Transaction level fault tolerance in YaXAHA Cluster
YaXAHA Cluster does not have a single entry point, which ensures that there are no global failures and data loss. If a cluster node becomes unavailable, the client's request will be processed by another node.
In relational databases, everything revolves around transactions. Every time we buy a product, a lot of transactions appear in the seller's database and do their useful job. From checking the availability of the product, reserving it for us, confirming payment, and so on, right up to order receive confirmation.
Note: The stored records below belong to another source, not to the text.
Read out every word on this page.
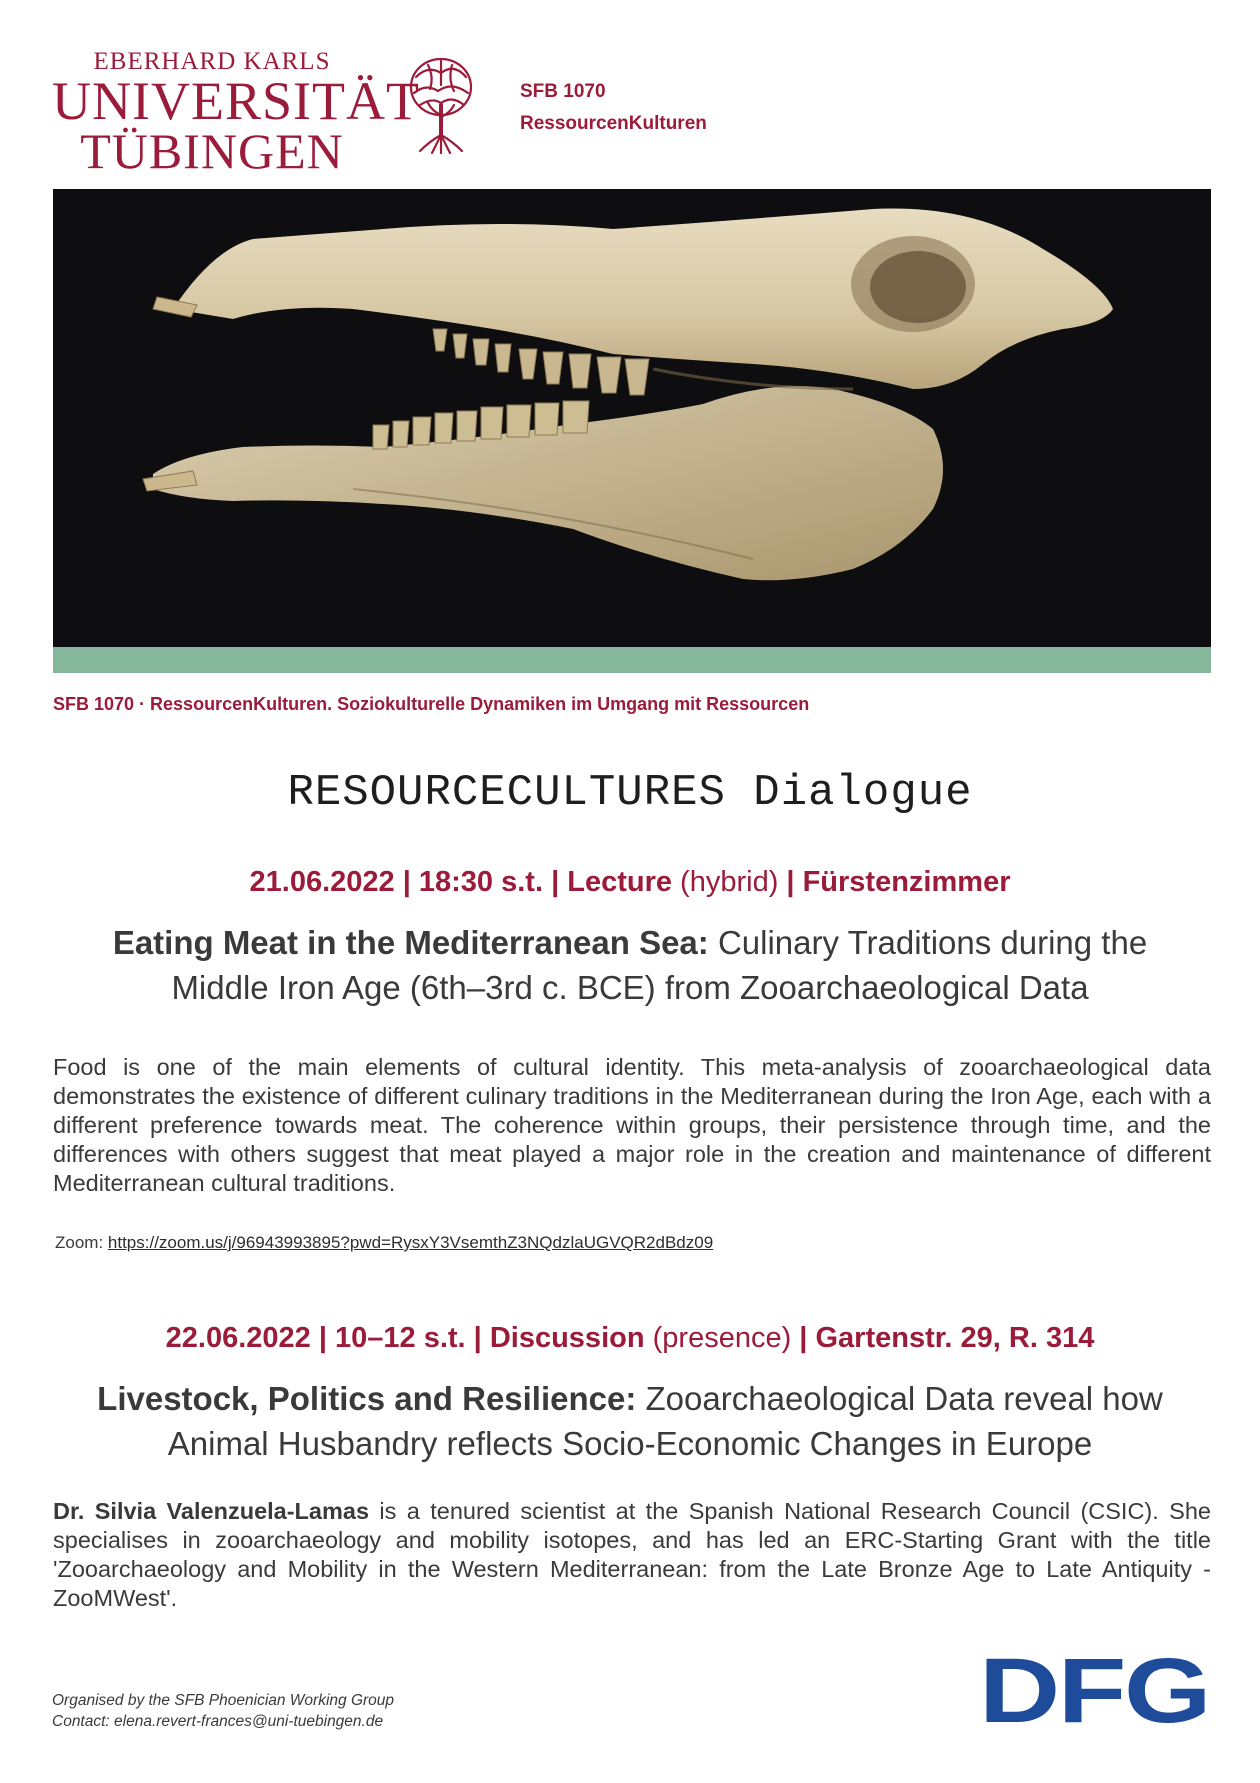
EBERHARD KARLS
UNIVERSITÄT
TÜBINGEN
SFB 1070
RessourcenKulturen
SFB 1070 · RessourcenKulturen. Soziokulturelle Dynamiken im Umgang mit Ressourcen
RESOURCECULTURES Dialogue
21.06.2022 | 18:30 s.t. | Lecture (hybrid) | Fürstenzimmer
Eating Meat in the Mediterranean Sea: Culinary Traditions during the Middle Iron Age (6th–3rd c. BCE) from Zooarchaeological Data
Food is one of the main elements of cultural identity. This meta-analysis of zooarchaeological data demonstrates the existence of different culinary traditions in the Mediterranean during the Iron Age, each with a different preference towards meat. The coherence within groups, their persistence through time, and the differences with others suggest that meat played a major role in the creation and maintenance of different Mediterranean cultural traditions.
Zoom: https://zoom.us/j/96943993895?pwd=RysxY3VsemthZ3NQdzlaUGVQR2dBdz09
22.06.2022 | 10–12 s.t. | Discussion (presence) | Gartenstr. 29, R. 314
Livestock, Politics and Resilience: Zooarchaeological Data reveal how Animal Husbandry reflects Socio-Economic Changes in Europe
Dr. Silvia Valenzuela-Lamas is a tenured scientist at the Spanish National Research Council (CSIC). She specialises in zooarchaeology and mobility isotopes, and has led an ERC-Starting Grant with the title 'Zooarchaeology and Mobility in the Western Mediterranean: from the Late Bronze Age to Late Antiquity - ZooMWest'.
Organised by the SFB Phoenician Working Group
Contact: elena.revert-frances@uni-tuebingen.de	DFG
Therefore, we have made great effort to ensure that YaXAHA Cluster provides maximum fault tolerance and logical data integrity at transaction level, from the very beginning of its existence.
Transaction start
In master to multiple followers replication, the transaction starts on the master copy of the database, which takes over the entire load and, it is in fact a point of failure. Whereas in YaXAHA Cluster, all healthy cluster nodes can start a transaction. This feature allows to get rid of the single point of failure and distribute the load across the entire cluster.
Ultimately, it does not matter how we will let the client application know about the existence of several entry points to connect to the cluster. This can be a comma-separated list of multiple hosts in connection URI or using DNS. The main thing here is that if part of the cluster becomes unavailable, the client application will be able to repeat its request to the available cluster node.
Transaction execution
So, the client has successfully sent a request to one of the cluster nodes. This node initiates the execution of all operations included in the transaction, we call it the originator-node.
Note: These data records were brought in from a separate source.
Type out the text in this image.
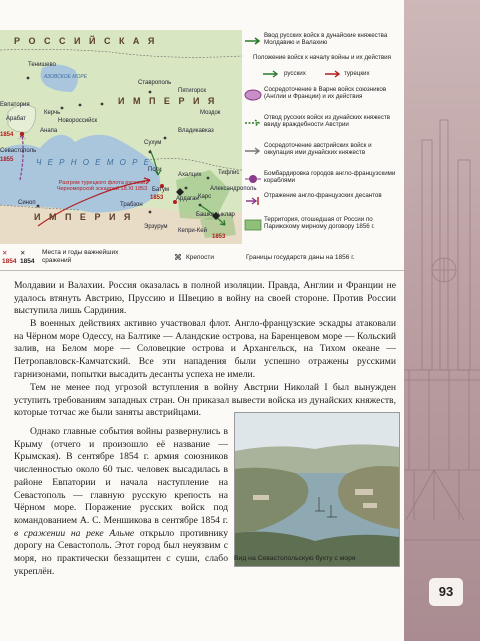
Р О С С И Й С К А Я
И М П Е Р И Я
Ч Е Р Н О Е М О Р Е
И М П Е Р И Я
АЗОВСКОЕ МОРЕ
Разгром турецкого флота русской Черноморской эскадрой 18.XI 1853
Тенишево
Керчь
Евпатория
Арабат
Севастополь
Новороссийск
Анапа
Ставрополь
Пятигорск
Моздок
Владикавказ
Сухум
Поти
Ахалцих	Тифлис
Батум
Ардаган
Трабзон
Карс
Александрополь
Башкадыклар
Эрзурум
Кепри-Кей
Синоп
1854
1855
1853
1853
Ввод русских войск в дунайские княжества Молдавию и Валахию
Положение войск к началу войны и их действия
русских	турецких
Сосредоточение в Варне войск союзников (Англии и Франции) и их действия
Отвод русских войск из дунайских княжеств ввиду враждебности Австрии
Сосредоточение австрийских войск и оккупация ими дунайских княжеств
Бомбардировка городов англо-французскими кораблями
Отражение англо-французских десантов
Территория, отошедшая от России по Парижскому мирному договору 1856 г.
✕ ✕
1854 1854
Места и годы важнейших сражений	⌘ Крепости	Границы государств даны на 1856 г.

Молдавии и Валахии. Россия оказалась в полной изоляции. Правда, Англии и Франции не удалось втянуть Австрию, Пруссию и Швецию в войну на своей стороне. Против России выступила лишь Сардиния.

В военных действиях активно участвовал флот. Англо-французские эскадры атаковали на Чёрном море Одессу, на Балтике — Аландские острова, на Баренцевом море — Кольский залив, на Белом море — Соловецкие острова и Архангельск, на Тихом океане — Петропавловск-Камчатский. Все эти нападения были успешно отражены русскими гарнизонами, попытки высадить десанты успеха не имели.

Тем не менее под угрозой вступления в войну Австрии Николай I был вынужден уступить требованиям западных стран. Он приказал вывести войска из дунайских княжеств, которые тотчас же были заняты австрийцами.

Однако главные события войны развернулись в Крыму (отчего и произошло её название — Крымская). В сентябре 1854 г. армия союзников численностью около 60 тыс. человек высадилась в районе Евпатории и начала наступление на Севастополь — главную русскую крепость на Чёрном море. Поражение русских войск под командованием А. С. Меншикова в сентябре 1854 г. в сражении на реке Альме открыло противнику дорогу на Севастополь. Этот город был неуязвим с моря, но практически беззащитен с суши, слабо укреплён.

Вид на Севастопольскую бухту с моря
93
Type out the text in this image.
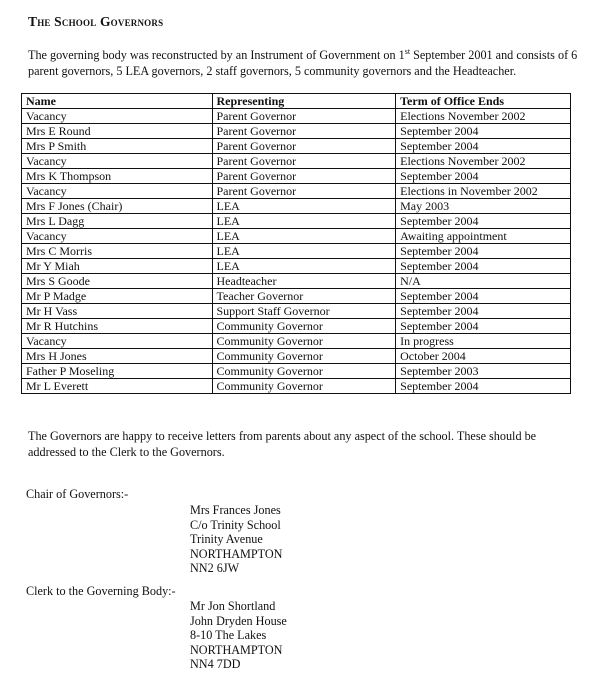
The School Governors
The governing body was reconstructed by an Instrument of Government on 1st September 2001 and consists of 6 parent governors, 5 LEA governors, 2 staff governors, 5 community governors and the Headteacher.
Name	Representing	Term of Office Ends
Vacancy	Parent Governor	Elections November 2002
Mrs E Round	Parent Governor	September 2004
Mrs P Smith	Parent Governor	September 2004
Vacancy	Parent Governor	Elections November 2002
Mrs K Thompson	Parent Governor	September 2004
Vacancy	Parent Governor	Elections in November 2002
Mrs F Jones (Chair)	LEA	May 2003
Mrs L Dagg	LEA	September 2004
Vacancy	LEA	Awaiting appointment
Mrs C Morris	LEA	September 2004
Mr Y Miah	LEA	September 2004
Mrs S Goode	Headteacher	N/A
Mr P Madge	Teacher Governor	September 2004
Mr H Vass	Support Staff Governor	September 2004
Mr R Hutchins	Community Governor	September 2004
Vacancy	Community Governor	In progress
Mrs H Jones	Community Governor	October 2004
Father P Moseling	Community Governor	September 2003
Mr L Everett	Community Governor	September 2004
The Governors are happy to receive letters from parents about any aspect of the school. These should be addressed to the Clerk to the Governors.
Chair of Governors:-
Mrs Frances Jones
C/o Trinity School
Trinity Avenue
NORTHAMPTON
NN2 6JW
Clerk to the Governing Body:-
Mr Jon Shortland
John Dryden House
8-10 The Lakes
NORTHAMPTON
NN4 7DD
At this point, the leader-node is notified about a new transaction and takes the role of transaction manager. Periodically the leader-node is re-elected by voting among all healthy cluster nodes. This manager node keeps record of transactions and makes decisions within the boundaries of the cluster, but it is not the first point where the client sends its requests.
Now the transaction has been accounted for by the leader-node, it has been assigned a unique number, and it begins to be executed in parallel on other cluster nodes. When the transaction is complete, each node notifies that it is ready to finally commit the transaction. And as soon as the originator-node receives the required notifications minimum from other nodes of the cluster, the client will get a response about a successfully completed transaction.
Thus, a cluster combines the benefits of both synchronous and asynchronous database replication. But it does not collect all the delays that occur along the way of synchronous replication. Instead, synchronous replication is considered complete when the nodes that have reported back faster succeed. Same time, it brings the reliability of synchronous data replication with a high scaling potential.